The project by Prometheus Real Estate Group is a 66-home apartment complex at 1616 W. El Camino Real, slated to be finished by this summer. As proposed about two years ago, sketches for the new building showed a canopy of trees along the street, including both older heritage trees and new ones planted as part of the project, according to neighbors.
But the finished project apparently won't resemble that vision, said Kristina Pereyra, a nearby resident. She still remembers the day in late 2014 when she witnessed workers throwing two heritage-sized eucalyptus trees into a wood chipper.
"We looked out our window to see their machinery crunching these trees up," she said. "For me, it's that these are 50-year-old trees, and it's going to take another 50 years to grow another one."
For their part, Prometheus representatives have formally apologized for the slip-up; however they also offer a different take on the story. The company told city officials that a demolition subcontractor was to blame for accidentally removing the trees prematurely.
But in the large scheme of things, those trees were going to be removed anyway, said Jon Moss, Prometheus vice president. Two years ago, city officials had agreed those two trees would be taken down during a later excavation phase, he said.

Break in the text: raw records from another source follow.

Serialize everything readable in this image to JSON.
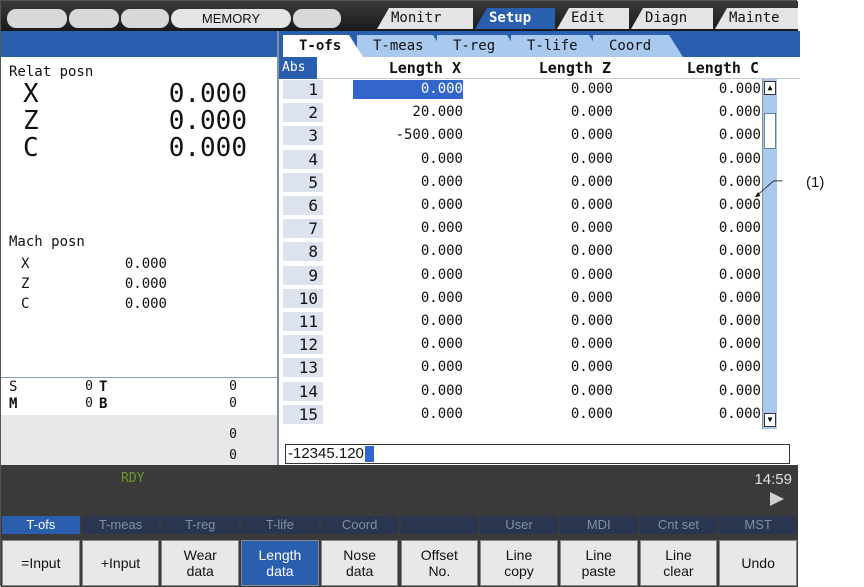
{
  "topbar": {
    "mode": "MEMORY",
    "tabs": [
      {
        "label": "Monitr",
        "active": false
      },
      {
        "label": "Setup",
        "active": true
      },
      {
        "label": "Edit",
        "active": false
      },
      {
        "label": "Diagn",
        "active": false
      },
      {
        "label": "Mainte",
        "active": false
      }
    ]
  },
  "left": {
    "relat_title": "Relat posn",
    "relat": [
      {
        "axis": "X",
        "value": "0.000"
      },
      {
        "axis": "Z",
        "value": "0.000"
      },
      {
        "axis": "C",
        "value": "0.000"
      }
    ],
    "mach_title": "Mach posn",
    "mach": [
      {
        "axis": "X",
        "value": "0.000"
      },
      {
        "axis": "Z",
        "value": "0.000"
      },
      {
        "axis": "C",
        "value": "0.000"
      }
    ],
    "s_label": "S",
    "s_value": "0",
    "t_label": "T",
    "t_value": "0",
    "m_label": "M",
    "m_value": "0",
    "b_label": "B",
    "b_value": "0",
    "extra1": "0",
    "extra2": "0"
  },
  "subtabs": [
    "T-ofs",
    "T-meas",
    "T-reg",
    "T-life",
    "Coord"
  ],
  "table": {
    "abs": "Abs",
    "headers": [
      "Length X",
      "Length Z",
      "Length C"
    ],
    "rows": [
      {
        "no": "1",
        "x": "0.000",
        "z": "0.000",
        "c": "0.000"
      },
      {
        "no": "2",
        "x": "20.000",
        "z": "0.000",
        "c": "0.000"
      },
      {
        "no": "3",
        "x": "-500.000",
        "z": "0.000",
        "c": "0.000"
      },
      {
        "no": "4",
        "x": "0.000",
        "z": "0.000",
        "c": "0.000"
      },
      {
        "no": "5",
        "x": "0.000",
        "z": "0.000",
        "c": "0.000"
      },
      {
        "no": "6",
        "x": "0.000",
        "z": "0.000",
        "c": "0.000"
      },
      {
        "no": "7",
        "x": "0.000",
        "z": "0.000",
        "c": "0.000"
      },
      {
        "no": "8",
        "x": "0.000",
        "z": "0.000",
        "c": "0.000"
      },
      {
        "no": "9",
        "x": "0.000",
        "z": "0.000",
        "c": "0.000"
      },
      {
        "no": "10",
        "x": "0.000",
        "z": "0.000",
        "c": "0.000"
      },
      {
        "no": "11",
        "x": "0.000",
        "z": "0.000",
        "c": "0.000"
      },
      {
        "no": "12",
        "x": "0.000",
        "z": "0.000",
        "c": "0.000"
      },
      {
        "no": "13",
        "x": "0.000",
        "z": "0.000",
        "c": "0.000"
      },
      {
        "no": "14",
        "x": "0.000",
        "z": "0.000",
        "c": "0.000"
      },
      {
        "no": "15",
        "x": "0.000",
        "z": "0.000",
        "c": "0.000"
      }
    ],
    "input_value": "-12345.120"
  },
  "status": {
    "rdy": "RDY",
    "clock": "14:59"
  },
  "menu_top": [
    {
      "label": "T-ofs",
      "on": true
    },
    {
      "label": "T-meas",
      "on": false
    },
    {
      "label": "T-reg",
      "on": false
    },
    {
      "label": "T-life",
      "on": false
    },
    {
      "label": "Coord",
      "on": false
    },
    {
      "label": "",
      "on": false
    },
    {
      "label": "User",
      "on": false
    },
    {
      "label": "MDI",
      "on": false
    },
    {
      "label": "Cnt set",
      "on": false
    },
    {
      "label": "MST",
      "on": false
    }
  ],
  "menu_bottom": [
    {
      "l1": "=Input",
      "l2": "",
      "on": false
    },
    {
      "l1": "+Input",
      "l2": "",
      "on": false
    },
    {
      "l1": "Wear",
      "l2": "data",
      "on": false
    },
    {
      "l1": "Length",
      "l2": "data",
      "on": true
    },
    {
      "l1": "Nose",
      "l2": "data",
      "on": false
    },
    {
      "l1": "Offset",
      "l2": "No.",
      "on": false
    },
    {
      "l1": "Line",
      "l2": "copy",
      "on": false
    },
    {
      "l1": "Line",
      "l2": "paste",
      "on": false
    },
    {
      "l1": "Line",
      "l2": "clear",
      "on": false
    },
    {
      "l1": "Undo",
      "l2": "",
      "on": false
    }
  ],
  "callout": "(1)"
}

"It was done by the contractor a month or two earlier than when (the trees) would normally would be down," Moss said. "It was a timing issue."
Prometheus will be required to pay a $500 fine for the removal, along with the cost of planting two new trees as replacements, said Lindsay Hagan, a Mountain View associate planner.

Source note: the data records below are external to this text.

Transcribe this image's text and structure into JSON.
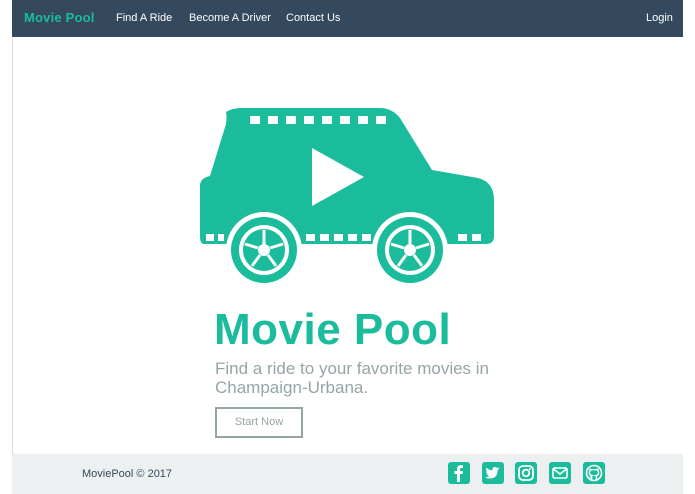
{
  "navbar": {
    "brand": "Movie Pool",
    "links": [
      "Find A Ride",
      "Become A Driver",
      "Contact Us"
    ],
    "login": "Login"
  },
  "hero": {
    "logo_icon": "movie-car-icon",
    "title": "Movie Pool",
    "subtitle": "Find a ride to your favorite movies in Champaign-Urbana.",
    "button": "Start Now"
  },
  "footer": {
    "copyright": "MoviePool © 2017",
    "social_icons": [
      "facebook-icon",
      "twitter-icon",
      "instagram-icon",
      "email-icon",
      "github-icon"
    ]
  },
  "colors": {
    "accent": "#1abc9c",
    "navbar": "#34495e",
    "muted": "#95a5a6",
    "footer": "#ecf0f1"
  }
}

But trouble sprouted up again last week after Prometheus officials came back to Mountain View officials for permission to remove a third heritage three. That tree a cedar along Mariposa Street has begun to tilt to one side, leading arborists to conclude it could someday topple into the street. The cause for this was likely trenches dug for the new apartment's storm drain, Hagan said. An arborist hired by Prometheus suggested the tree needed to be removed for safety reasons.
At an Administrative Zoning Administrator hearing last week, multiple neighbors reportedly complained about the developer's actions, and city officials decided to take further action. City staff granted approval to remove the cedar tree, but they imposed what they described as a much heftier fine on the company.
That exact penalty amount remains undetermined, but Mountain View will be consulting an arborist. The developer will need to pay a fine based off the tree's age, maturity, species and possibly other factors, Hagan said.
"In this case there was the feeling that our trust was broken," Hagan said. "They went beyond what they had said they would do."